4 Soegiarso Soerojo, Siapa Menabur Angin Akan Menuai Badai: G30S-PKI dan Peran Bung Karno, 1988 (cetakan pertama bulan Mei, cetakan kedua bulan September dan cetakan ketiga bulan November), diterbitkan oleh penulisnya sendiri dan dicetak pada Intermasa, Jakarta. Yang menimbulkan tanda tanya kenapa isi TAP MPRS XXXIII/1967 itu berbeda pada buku Soerojo dengan buku Dinuth.
5 Partono Karnen, “Republik Wajib Rehabilitasi Bung Karno dan Ajaran-Ajarannya” dalam Joesoef Isak (ed) 100 Tahun Bung Karno, Jakarta: Hasta Mitra, 2001.
6 Benedict R.Anderson, Ruth T. Mc.Vey, Frederick P Bunnel, A Preliminary Analysis of the October 1, 1965 Coup in Indonesia, Modern Indonesia Project, Ithaca, New York: Southeast Asia Program, Cornell University, 1971.
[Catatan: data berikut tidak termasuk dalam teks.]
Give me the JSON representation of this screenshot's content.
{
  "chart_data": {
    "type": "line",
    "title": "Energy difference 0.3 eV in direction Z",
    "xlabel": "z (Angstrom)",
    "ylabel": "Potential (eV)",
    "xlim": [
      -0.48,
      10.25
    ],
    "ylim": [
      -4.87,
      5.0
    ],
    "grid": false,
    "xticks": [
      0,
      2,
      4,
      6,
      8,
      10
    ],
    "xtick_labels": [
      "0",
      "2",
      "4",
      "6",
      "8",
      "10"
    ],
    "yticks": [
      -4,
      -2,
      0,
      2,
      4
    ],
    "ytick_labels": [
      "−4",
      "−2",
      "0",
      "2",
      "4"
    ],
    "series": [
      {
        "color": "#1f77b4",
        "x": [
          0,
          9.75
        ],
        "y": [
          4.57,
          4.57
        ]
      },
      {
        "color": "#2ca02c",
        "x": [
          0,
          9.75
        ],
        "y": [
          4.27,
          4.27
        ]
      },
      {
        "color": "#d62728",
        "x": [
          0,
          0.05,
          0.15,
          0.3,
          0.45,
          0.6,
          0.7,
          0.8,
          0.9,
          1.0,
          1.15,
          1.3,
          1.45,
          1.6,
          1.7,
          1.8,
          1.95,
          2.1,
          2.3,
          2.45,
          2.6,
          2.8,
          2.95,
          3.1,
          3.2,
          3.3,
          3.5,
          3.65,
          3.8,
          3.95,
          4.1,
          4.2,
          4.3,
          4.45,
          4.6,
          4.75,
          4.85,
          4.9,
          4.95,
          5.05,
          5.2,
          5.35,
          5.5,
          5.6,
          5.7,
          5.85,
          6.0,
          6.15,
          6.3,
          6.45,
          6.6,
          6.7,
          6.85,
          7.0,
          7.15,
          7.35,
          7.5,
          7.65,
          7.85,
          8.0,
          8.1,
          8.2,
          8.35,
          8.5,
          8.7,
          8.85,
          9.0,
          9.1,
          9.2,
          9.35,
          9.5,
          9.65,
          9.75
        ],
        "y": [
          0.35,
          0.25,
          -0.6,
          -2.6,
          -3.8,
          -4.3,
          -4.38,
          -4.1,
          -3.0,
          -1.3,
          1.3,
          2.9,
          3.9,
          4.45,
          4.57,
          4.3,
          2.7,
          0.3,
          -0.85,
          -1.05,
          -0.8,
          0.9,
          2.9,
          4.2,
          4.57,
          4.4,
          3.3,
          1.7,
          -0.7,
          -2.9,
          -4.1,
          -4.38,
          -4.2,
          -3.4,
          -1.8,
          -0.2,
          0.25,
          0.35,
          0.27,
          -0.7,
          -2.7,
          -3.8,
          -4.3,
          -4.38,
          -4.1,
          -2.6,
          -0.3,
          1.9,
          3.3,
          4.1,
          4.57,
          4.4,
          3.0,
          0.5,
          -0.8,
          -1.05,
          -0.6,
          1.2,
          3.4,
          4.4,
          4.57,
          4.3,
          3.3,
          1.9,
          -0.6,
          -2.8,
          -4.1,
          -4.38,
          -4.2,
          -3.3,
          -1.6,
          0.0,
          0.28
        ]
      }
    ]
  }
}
7 Harold Crouch, The Army and Politics in Indonesia, Ithaca/London: Cornell University Press, 1978
8 John D.Legge, Soekarno—Sebuah Biografi Politik, Jakarta: Sinar Harapan, 1996 (terjemahan cetakan ketiga)
9 Horst Landmann, “Das Ende des Soekarno-Ara”, Internationales Asienforum, vol 18, no 1/2 ,1987
10 Tim Institut Studi Arus Informasi, Bayang-Bayang PKI, Jakarta: ISAI, 1995.
11 Budi Setiyono dan Bonnie Triyana (ed), Revolusi Belum Selesai, Kumpulan Pidato Presiden Soekarno, 30 September 1965-Pelengkap Nawaksara, Semarang: Mesiass, 2003 (dua jilid)
12 Julius Pour (ed), Mangil Martowidjojo: Kesaksian Tentang Bung Karno 1945-1967, Jakarta: Grasindo, 1999.